Les souches virales en question, comme le Puumala ou celui de Séoul, transmettent principalement via des rongeurs. Contrairement aux virus américains (mortalité estimée à 30 à 60 %), les variants européens présentent un taux de décès plus faible (0,4 à 10 %). Cependant, leur propagation s’accroît avec une tendance claire : depuis des années, les cas se déplacent progressivement vers le sud et l’ouest du pays.
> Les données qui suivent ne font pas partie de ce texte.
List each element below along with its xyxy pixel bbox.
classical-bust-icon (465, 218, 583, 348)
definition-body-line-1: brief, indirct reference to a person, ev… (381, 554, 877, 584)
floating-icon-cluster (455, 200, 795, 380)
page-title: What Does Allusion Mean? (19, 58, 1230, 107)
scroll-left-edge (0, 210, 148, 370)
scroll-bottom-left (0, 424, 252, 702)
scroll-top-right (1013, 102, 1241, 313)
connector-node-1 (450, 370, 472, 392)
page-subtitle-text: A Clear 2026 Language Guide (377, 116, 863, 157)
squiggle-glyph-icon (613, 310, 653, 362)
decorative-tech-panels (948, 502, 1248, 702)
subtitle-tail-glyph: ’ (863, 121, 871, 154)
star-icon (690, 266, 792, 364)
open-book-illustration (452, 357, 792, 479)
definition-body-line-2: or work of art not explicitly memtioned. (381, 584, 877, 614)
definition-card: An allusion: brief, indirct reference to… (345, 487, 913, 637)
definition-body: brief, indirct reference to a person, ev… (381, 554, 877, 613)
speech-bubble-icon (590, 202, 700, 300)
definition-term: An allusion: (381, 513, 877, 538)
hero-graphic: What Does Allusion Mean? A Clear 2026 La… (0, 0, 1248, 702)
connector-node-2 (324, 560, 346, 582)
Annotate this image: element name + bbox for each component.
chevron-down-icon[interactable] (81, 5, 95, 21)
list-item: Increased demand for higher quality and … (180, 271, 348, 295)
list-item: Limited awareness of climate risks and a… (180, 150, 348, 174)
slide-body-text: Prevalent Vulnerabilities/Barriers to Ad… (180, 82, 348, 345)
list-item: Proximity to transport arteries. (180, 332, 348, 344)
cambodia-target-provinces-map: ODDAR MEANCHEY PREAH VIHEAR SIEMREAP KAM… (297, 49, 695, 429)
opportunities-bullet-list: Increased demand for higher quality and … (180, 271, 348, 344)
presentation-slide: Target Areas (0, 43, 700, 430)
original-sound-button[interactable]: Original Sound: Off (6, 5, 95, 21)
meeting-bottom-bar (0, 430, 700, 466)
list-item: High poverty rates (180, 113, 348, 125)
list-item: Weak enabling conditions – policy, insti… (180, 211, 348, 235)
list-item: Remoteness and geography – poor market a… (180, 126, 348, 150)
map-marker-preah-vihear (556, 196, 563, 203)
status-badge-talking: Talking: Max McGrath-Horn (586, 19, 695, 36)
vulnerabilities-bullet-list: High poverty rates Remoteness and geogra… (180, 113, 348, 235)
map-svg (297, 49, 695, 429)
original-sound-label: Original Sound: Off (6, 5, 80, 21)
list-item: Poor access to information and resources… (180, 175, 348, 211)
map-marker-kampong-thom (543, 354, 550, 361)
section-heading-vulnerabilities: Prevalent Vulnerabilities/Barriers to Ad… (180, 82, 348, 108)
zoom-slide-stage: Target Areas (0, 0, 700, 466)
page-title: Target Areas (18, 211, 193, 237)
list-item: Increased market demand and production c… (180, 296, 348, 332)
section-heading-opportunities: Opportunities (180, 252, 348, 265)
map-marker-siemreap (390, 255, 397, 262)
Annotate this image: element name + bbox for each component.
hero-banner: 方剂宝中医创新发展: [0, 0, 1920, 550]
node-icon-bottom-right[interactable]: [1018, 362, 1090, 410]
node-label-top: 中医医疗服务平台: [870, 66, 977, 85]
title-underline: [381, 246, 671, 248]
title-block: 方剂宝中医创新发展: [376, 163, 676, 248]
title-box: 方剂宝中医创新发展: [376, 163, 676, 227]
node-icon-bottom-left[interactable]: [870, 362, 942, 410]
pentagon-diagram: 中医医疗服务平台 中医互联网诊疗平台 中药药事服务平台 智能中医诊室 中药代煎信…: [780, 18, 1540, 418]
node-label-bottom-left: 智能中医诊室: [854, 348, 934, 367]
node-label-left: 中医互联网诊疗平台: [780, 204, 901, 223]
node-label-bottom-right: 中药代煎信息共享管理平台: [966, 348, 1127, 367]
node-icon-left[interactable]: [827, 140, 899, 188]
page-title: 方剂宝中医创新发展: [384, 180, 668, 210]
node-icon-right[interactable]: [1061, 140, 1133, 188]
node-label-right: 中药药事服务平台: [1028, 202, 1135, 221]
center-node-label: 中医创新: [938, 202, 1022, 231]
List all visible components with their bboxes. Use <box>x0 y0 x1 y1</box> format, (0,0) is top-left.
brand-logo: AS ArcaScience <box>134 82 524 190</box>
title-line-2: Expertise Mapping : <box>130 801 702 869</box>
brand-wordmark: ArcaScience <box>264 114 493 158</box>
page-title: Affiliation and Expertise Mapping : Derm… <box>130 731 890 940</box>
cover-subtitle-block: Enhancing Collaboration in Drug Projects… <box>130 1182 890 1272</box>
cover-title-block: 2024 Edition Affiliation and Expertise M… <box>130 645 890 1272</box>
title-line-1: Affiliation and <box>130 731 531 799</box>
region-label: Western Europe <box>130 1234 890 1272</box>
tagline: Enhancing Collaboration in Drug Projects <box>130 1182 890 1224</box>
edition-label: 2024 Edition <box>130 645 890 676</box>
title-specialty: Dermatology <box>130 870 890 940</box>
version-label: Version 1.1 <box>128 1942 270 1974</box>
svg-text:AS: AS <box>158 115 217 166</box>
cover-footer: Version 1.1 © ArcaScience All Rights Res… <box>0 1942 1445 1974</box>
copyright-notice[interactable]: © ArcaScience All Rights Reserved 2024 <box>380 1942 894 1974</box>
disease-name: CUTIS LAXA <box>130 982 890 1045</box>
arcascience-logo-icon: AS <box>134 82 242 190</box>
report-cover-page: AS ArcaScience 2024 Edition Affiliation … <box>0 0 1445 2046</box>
Entre 2005 et 2024, le Centre national de référence a enregistré un total de 2.046 cas de fièvres hémorragiques à syndrome rénal. L’année 2021 a marqué un pic avec 320 infections, tandis que la baisse observée en 2013 (14 cas) souligne les fluctuations naturelles.
Le campagnol roussâtre reste le principal réservoir du Puumala, le virus le plus répandu. Son habitat dans les forêts du nord-est a longtemps dominé l’endémie. Mais des signes indiquent une progression vers des régions moins connues : la Côte-d’Or, l’Ain ou même le Rhône.
Deux autres souches ont été identifiées récemment : le virus Tula dans le Jura et Landiras en Aquitaine. Les scientifiques alertent sur la nécessité d’accroître les mesures de surveillance pour éviter des pics inattendus.
L’Institut Pasteur rappelle que, bien qu’insuffisamment connu, ce danger est en pleine ascension dans le pays. Les forêts françaises, souvent vues comme des espaces naturels, deviennent ainsi des zones critiques où la vigilance est devenue essentielle.